The UN refugee agency and Germany’s police chief urged European countries not to demean or reject refugees because one of Friday’s Paris bombers was believed to have slipped into Europe among migrants registered in Greece. “We are deeply disturbed by language that demonises refugees as a group,” UN spokeswoman Melissa Fleming said after government officials in Poland, Slovakia and the German state of Bavaria cited the Paris attacks as a reason to refuse refugees.

French Prime Minister Manuel Valls said Paris would spare no expense to reinforce and equip its security forces and law enforcement agencies to fight terrorism, even though that was bound to involve breaching European budget deficit limits.

The European Commission said it would show understanding to France if additional security spending pushed up its deficit.

British war planes have been bombing the militants in Iraq, but not Syria. “It is in Syria, in Raqqa, that Isil has its headquarters and it is from Raqqa that some of the main threat against this country are planned and orchestrated,” Cameron said, referring to Islamic State by one of its many acronyms.

Meanwhile, Belgium hit back on Tuesday at French complaints that it had dropped the ball in investigations into Islamist militants involved in last Friday´s attacks in Paris.

French President Francois Hollande told parliament on Monday the coordinated suicide bombings and shootings which killed at least 129 people had been planned in Belgium.

A French intelligence source, commenting on Belgium´s security resources, said: “The Belgians just aren’t up to it.”

The comments drew wide coverage in media in Belgium, where officials scrambled to defend the country’s record. “A priori, there were only three individuals involved who came from Belgium, that means five were French,” Guy Rapaille, the head of Belgium’s intelligence oversight committee, told state broadcaster RTBF. “It will be up to the investigation to decide where the attacks were planned.
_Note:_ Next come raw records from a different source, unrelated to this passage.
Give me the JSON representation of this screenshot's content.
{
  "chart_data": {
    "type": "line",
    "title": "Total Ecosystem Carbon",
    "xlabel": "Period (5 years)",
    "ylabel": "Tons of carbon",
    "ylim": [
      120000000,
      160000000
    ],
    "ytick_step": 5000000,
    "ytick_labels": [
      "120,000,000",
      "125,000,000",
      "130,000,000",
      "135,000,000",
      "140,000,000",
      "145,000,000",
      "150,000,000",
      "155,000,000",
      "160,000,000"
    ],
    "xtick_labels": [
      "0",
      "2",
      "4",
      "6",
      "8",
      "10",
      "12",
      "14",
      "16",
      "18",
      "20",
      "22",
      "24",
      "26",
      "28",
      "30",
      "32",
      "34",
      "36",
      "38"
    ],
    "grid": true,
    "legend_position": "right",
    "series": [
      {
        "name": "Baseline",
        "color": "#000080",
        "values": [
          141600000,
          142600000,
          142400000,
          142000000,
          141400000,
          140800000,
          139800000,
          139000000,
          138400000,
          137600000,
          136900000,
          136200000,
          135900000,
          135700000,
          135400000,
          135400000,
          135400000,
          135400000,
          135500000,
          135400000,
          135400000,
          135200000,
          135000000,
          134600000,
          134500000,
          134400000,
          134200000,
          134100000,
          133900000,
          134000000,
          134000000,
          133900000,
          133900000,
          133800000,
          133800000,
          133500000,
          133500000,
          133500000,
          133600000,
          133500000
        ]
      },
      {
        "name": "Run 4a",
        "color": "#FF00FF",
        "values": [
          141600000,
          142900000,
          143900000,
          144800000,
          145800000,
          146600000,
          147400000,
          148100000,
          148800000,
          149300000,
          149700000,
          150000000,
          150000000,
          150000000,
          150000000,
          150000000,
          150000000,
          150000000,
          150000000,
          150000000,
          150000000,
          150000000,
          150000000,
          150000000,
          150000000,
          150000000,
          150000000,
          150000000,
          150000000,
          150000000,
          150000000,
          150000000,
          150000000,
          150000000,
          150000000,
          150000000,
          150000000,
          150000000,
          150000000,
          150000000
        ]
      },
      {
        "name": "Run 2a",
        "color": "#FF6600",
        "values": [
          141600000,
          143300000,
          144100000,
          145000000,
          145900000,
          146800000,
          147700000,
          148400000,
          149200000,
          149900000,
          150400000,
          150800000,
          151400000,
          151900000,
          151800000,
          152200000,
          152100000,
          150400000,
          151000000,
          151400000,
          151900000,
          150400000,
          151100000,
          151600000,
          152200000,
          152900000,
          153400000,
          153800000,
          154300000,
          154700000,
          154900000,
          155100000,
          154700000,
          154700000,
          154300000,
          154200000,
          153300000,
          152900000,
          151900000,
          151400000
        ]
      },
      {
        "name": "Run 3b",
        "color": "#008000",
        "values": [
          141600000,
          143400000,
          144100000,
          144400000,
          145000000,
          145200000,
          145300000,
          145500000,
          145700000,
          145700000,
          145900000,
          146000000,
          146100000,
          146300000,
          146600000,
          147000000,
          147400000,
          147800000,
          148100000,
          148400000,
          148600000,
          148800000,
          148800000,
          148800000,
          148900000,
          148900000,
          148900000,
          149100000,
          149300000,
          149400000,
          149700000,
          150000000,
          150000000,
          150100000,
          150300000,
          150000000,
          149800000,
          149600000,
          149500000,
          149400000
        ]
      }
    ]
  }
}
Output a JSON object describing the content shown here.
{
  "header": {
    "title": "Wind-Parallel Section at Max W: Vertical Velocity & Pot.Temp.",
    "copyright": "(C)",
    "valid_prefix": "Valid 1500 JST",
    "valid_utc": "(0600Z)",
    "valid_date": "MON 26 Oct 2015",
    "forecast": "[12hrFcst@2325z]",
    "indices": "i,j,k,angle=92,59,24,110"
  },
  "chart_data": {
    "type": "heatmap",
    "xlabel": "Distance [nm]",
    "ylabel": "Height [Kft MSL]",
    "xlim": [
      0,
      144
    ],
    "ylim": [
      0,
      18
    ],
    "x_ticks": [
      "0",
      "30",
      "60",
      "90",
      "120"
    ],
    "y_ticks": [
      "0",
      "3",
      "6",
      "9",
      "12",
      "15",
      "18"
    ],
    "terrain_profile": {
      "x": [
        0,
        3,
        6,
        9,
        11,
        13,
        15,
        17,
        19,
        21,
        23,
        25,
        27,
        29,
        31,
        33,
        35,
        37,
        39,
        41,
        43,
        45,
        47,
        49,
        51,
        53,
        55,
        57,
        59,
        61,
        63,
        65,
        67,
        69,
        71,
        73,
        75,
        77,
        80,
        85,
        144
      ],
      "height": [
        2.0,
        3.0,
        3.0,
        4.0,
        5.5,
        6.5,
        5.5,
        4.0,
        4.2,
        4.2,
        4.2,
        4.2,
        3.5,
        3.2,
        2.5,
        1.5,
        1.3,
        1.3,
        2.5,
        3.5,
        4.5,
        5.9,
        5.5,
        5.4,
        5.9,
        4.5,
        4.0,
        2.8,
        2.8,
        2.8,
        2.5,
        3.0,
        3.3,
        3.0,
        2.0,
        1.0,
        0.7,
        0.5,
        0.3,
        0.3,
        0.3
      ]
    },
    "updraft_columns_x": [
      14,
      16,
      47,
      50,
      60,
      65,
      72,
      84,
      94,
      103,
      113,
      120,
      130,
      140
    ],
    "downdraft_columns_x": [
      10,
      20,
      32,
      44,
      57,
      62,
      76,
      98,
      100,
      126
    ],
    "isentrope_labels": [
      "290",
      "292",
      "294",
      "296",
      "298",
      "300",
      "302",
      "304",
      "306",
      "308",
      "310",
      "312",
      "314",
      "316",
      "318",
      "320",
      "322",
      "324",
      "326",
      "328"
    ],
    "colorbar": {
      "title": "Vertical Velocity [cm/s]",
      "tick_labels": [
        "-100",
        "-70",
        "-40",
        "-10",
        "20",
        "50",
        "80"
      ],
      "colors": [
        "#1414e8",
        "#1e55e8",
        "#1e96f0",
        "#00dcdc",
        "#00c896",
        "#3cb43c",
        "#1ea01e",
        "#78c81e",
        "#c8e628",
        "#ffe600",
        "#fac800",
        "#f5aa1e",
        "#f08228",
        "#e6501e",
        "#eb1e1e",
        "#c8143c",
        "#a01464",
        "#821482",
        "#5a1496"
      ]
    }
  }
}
We cannot decide in advance who are the ones responsible,” he added.

While, Gulf foreign ministers expressed solidarity with France Tuesday after attacks claimed by the Islamic State group killed at least 129 people in Paris.

“The ministers affirmed the support of the Gulf Cooperation Council to France and her friendly people at this difficult moment,” the six-nation bloc’s secretary general said in a statement after a meeting in the Saudi capital.

Calling in to MSNBC’s Morning Joe on Monday, Republican presidential candidate Donald Trump said he would “strongly consider” shutting down mosques with suspected terrorist ties and slammed New York City Mayor Bill de Blasio for discontinuing surveillance of them.

When asked if there was something Trump would do “here in the homeland” to protect against attacks like the one in Paris over the weekend that killed more than 100 people, he responded, “Well, you’re going to have to watch and study the mosques because a lot of talk is going on at the mosques. And from what I heard in the old days, meaning a while ago, we had great surveillance going on in and around mosques in New York City and I understand our mayor totally cut that out. He totally cut it out.”